Today, however, most prime auto loans typically don't require down payments of that size, or they may fall outside the strict parameters in some other way. So originators securitizing those loans would not be exempt from the risk retention requirement. As a result, issuers would likely end up either dividing their portfolios into separate pools of qualifying and non-qualifying loans or not using the exemption.

That change in industry practice may not impact the strongest prime auto issuers, those with securities rated 'A' or higher, since they already retain significant portions of their deals, said Stuart Litwin, a partner with law firm Mayer Brown. He said the new risk retention requirement can be satisfied in several ways, including holding on to the most subordinated tranches of deals or a vertical slice (a portion of each tranche) of deals.

However, the economics of lower-rated prime deals - which are rare today but are expected to return in greater number - result in issuance of lower-rated tranches and hence sponsors retaining less of their offerings, and so originating auto loans that meet the qualifying standards may become more important to them. Those sponsors, however, may not have enough loans in their qualifying pool alone to warrant a securitization.

"One alternative may be to test on a portfolio basis, rather than loan by loan," Litwin said. He added that another solution might be to give partial exemptions, for example requiring retention of only a 2.5% interest in portfolios in which only half of the loans are qualifying.

In addition, regulators requested comment on whether sponsors of securitizations of qualified auto loans should be required to repurchase the entire pool of loans collateralizing an ABS deal if a certain percentage, say, 5% to 10%, flunk the qualified auto loan test.

Whelan said that such a rule would be highly impractical and contrary to current industry practice, since issuers don't typically put proceeds from a securitization into an account to cover loans that have gone bad. Rather, they typically pay back the provider of the warehouse facility that funded the loans and use the balance of the ABS proceeds to cover other business costs.

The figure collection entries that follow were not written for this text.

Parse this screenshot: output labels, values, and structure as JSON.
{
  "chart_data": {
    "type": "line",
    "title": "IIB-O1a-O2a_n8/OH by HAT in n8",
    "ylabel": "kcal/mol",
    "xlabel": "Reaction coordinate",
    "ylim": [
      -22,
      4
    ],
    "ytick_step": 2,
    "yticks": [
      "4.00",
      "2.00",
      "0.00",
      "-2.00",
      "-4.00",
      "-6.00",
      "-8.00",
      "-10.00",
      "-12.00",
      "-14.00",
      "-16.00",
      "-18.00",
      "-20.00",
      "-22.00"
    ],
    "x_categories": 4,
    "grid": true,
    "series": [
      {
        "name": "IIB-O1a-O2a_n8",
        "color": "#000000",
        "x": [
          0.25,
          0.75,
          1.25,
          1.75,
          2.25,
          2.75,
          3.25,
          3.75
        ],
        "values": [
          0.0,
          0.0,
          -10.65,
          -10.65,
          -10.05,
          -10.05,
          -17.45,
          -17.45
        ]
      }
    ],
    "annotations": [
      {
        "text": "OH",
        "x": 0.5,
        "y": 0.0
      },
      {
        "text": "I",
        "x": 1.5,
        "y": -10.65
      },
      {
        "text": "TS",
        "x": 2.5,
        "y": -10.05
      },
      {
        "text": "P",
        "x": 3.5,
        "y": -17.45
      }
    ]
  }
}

Whelan noted that while this proposal is seemingly laudatory from an investor standpoint, institutions would be unhappy if a repurchase of more than 5% of the assets triggered prepayment of the entire deal, given the consequent reinvestment risk. "They'll likely be outraged if the government says, 'We're going to make the sponsor buy back everything',"Whelan said.

 Other Regulatory Initiatives

U.S. banking regulators proposed Basel III implementation rules in mid-June, and a final rule is likely to arrive before the start of next year, when the implementation timeline begins for components such as liquidity ratios. With so much regulatory activity throughout the rest of 2012, there is a concern about the impact of structured finance issuance.

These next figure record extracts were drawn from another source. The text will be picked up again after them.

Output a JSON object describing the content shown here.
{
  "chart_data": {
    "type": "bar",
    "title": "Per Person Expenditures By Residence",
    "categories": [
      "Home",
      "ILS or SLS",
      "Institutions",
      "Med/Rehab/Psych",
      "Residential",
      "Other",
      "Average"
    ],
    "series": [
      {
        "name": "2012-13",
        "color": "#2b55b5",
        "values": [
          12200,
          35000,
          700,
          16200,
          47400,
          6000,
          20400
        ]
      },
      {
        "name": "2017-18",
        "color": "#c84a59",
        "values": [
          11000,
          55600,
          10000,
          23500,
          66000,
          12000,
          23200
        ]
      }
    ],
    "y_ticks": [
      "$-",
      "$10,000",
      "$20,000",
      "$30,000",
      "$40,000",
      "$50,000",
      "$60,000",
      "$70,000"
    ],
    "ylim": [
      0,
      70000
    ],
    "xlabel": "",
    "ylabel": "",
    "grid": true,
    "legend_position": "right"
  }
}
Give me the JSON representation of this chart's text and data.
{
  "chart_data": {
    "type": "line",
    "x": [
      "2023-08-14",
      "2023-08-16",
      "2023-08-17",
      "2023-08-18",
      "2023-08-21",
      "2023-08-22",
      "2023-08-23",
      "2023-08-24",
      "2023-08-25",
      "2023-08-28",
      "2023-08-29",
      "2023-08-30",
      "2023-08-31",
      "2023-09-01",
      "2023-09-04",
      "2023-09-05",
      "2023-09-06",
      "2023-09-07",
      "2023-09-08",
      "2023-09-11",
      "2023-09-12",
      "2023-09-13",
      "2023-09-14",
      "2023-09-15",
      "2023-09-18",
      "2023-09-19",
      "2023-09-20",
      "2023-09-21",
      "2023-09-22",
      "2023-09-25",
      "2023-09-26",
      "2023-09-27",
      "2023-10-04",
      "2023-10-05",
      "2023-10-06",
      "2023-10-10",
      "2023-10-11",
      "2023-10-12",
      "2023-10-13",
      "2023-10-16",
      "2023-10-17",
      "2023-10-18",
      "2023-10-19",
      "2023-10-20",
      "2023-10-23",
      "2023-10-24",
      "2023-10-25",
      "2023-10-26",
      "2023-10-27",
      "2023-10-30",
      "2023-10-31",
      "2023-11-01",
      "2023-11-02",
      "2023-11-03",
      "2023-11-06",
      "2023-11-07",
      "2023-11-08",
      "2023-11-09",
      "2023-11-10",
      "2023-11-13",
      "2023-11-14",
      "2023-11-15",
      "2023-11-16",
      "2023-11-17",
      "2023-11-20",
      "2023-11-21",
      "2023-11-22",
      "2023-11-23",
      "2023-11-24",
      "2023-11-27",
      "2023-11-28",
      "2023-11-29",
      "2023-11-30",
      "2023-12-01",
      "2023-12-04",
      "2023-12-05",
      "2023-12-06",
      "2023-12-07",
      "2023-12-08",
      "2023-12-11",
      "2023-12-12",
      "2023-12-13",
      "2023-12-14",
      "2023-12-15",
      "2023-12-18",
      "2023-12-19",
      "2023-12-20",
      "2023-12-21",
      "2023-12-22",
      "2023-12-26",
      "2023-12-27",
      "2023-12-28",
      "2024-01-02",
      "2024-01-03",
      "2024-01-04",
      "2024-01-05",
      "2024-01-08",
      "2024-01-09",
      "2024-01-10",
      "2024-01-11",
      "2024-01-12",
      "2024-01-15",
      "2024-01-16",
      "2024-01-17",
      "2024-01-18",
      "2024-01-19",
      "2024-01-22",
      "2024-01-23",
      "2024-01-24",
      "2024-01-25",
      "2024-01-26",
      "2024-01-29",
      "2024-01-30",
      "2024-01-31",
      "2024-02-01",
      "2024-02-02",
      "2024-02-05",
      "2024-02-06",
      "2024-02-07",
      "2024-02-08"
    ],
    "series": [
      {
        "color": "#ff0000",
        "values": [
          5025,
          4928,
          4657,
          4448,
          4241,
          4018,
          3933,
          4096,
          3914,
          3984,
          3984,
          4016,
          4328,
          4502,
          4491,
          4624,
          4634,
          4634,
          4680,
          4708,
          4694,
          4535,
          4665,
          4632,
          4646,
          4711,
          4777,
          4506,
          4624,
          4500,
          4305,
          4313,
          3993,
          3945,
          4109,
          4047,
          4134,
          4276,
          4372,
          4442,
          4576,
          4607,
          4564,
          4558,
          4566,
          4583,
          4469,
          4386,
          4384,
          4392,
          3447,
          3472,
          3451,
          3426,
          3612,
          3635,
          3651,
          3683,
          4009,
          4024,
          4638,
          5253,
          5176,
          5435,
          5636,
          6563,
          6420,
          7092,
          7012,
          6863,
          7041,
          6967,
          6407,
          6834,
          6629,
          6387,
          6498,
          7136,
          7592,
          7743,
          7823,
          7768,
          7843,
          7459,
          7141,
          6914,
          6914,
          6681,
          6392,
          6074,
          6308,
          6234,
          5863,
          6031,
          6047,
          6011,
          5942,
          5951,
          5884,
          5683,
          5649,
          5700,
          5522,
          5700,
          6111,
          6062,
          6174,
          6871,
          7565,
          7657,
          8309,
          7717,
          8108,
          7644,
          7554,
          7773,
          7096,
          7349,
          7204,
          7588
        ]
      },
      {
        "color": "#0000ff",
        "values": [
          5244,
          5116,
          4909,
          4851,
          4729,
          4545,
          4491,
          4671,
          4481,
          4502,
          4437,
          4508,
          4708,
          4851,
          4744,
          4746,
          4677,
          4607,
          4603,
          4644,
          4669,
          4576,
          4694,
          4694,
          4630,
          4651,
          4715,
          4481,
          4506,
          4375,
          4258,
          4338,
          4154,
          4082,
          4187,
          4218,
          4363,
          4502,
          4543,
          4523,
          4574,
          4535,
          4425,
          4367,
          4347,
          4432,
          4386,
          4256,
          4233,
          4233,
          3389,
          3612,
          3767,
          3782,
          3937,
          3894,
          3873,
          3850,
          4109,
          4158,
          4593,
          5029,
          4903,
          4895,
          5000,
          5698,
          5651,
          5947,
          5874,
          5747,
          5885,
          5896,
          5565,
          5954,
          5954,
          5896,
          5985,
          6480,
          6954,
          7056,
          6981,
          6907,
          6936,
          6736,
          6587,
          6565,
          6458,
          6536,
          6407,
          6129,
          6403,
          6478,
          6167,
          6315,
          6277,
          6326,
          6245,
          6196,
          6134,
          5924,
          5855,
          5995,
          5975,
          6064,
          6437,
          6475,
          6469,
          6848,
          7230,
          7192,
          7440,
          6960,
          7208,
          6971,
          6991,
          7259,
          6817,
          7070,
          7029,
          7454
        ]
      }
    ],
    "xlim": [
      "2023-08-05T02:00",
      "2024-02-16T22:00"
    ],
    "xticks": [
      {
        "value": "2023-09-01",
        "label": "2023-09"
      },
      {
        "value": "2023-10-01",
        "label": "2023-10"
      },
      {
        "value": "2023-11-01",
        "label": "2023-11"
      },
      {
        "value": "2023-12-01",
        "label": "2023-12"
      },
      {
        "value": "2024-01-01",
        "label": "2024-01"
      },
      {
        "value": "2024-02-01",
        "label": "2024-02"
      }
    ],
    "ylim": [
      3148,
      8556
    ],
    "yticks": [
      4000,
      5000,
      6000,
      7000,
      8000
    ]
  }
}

Also expected this summer, as a final rule, is the SEC's Prohibition against Conflicts of Interest in Certain Securitizations, which is designed to prevent the kinds of conflicts of interest that led the SEC to charge Goldman Sachs with securities fraud related to its Abacus 2007-ACI CLO. The proposed rule was issued last September and the comment period extended through February of this year. It would restrict persons involved in originating and distributing an ABS offering from betting against the deal for at least a year after issuance. Market participants mostly supported the proposal, suggesting either some relatively minor tweaks or expanding it to cover additional players, such as collateral managers.

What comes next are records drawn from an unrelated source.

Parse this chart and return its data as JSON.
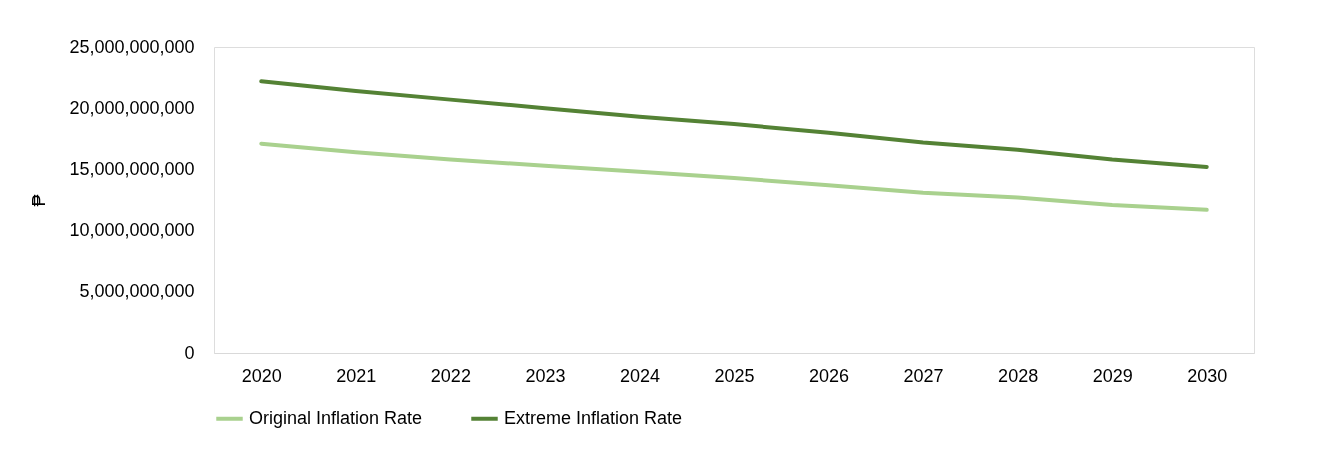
{
  "chart_data": {
    "type": "line",
    "ylabel": "₱",
    "categories": [
      "2020",
      "2021",
      "2022",
      "2023",
      "2024",
      "2025",
      "2026",
      "2027",
      "2028",
      "2029",
      "2030"
    ],
    "series": [
      {
        "name": "Original Inflation Rate",
        "color": "#a9d18e",
        "values": [
          17100000000,
          16400000000,
          15800000000,
          15300000000,
          14800000000,
          14300000000,
          13700000000,
          13100000000,
          12700000000,
          12100000000,
          11700000000
        ]
      },
      {
        "name": "Extreme Inflation Rate",
        "color": "#548235",
        "values": [
          22200000000,
          21400000000,
          20700000000,
          20000000000,
          19300000000,
          18700000000,
          18000000000,
          17200000000,
          16600000000,
          15800000000,
          15200000000
        ]
      }
    ],
    "ylim": [
      0,
      25000000000
    ],
    "yticks": [
      0,
      {
        "value": 5000000000,
        "label": "5,000,000,000"
      },
      {
        "value": 10000000000,
        "label": "10,000,000,000"
      },
      {
        "value": 15000000000,
        "label": "15,000,000,000"
      },
      {
        "value": 20000000000,
        "label": "20,000,000,000"
      },
      {
        "value": 25000000000,
        "label": "25,000,000,000"
      }
    ],
    "grid": false,
    "legend": "bottom",
    "marker": "none",
    "line_style": "solid"
  }
}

The Volcker Rule, which restricts banks' ability to trade for their own accounts, could also negatively impact the securitization industry by reducing liquidity in the secondary market. After receiving a barrage of critical comment letters earlier this year from issuers, underwriters and investors alike, regulators announced that the industry would not have to be in compliance with the Volcker Rule by the July deadline set by Dodd-Frank. Instead, compliance has been delayed to July 2014, when the rule must be fully implemented. The final version is expected by year end.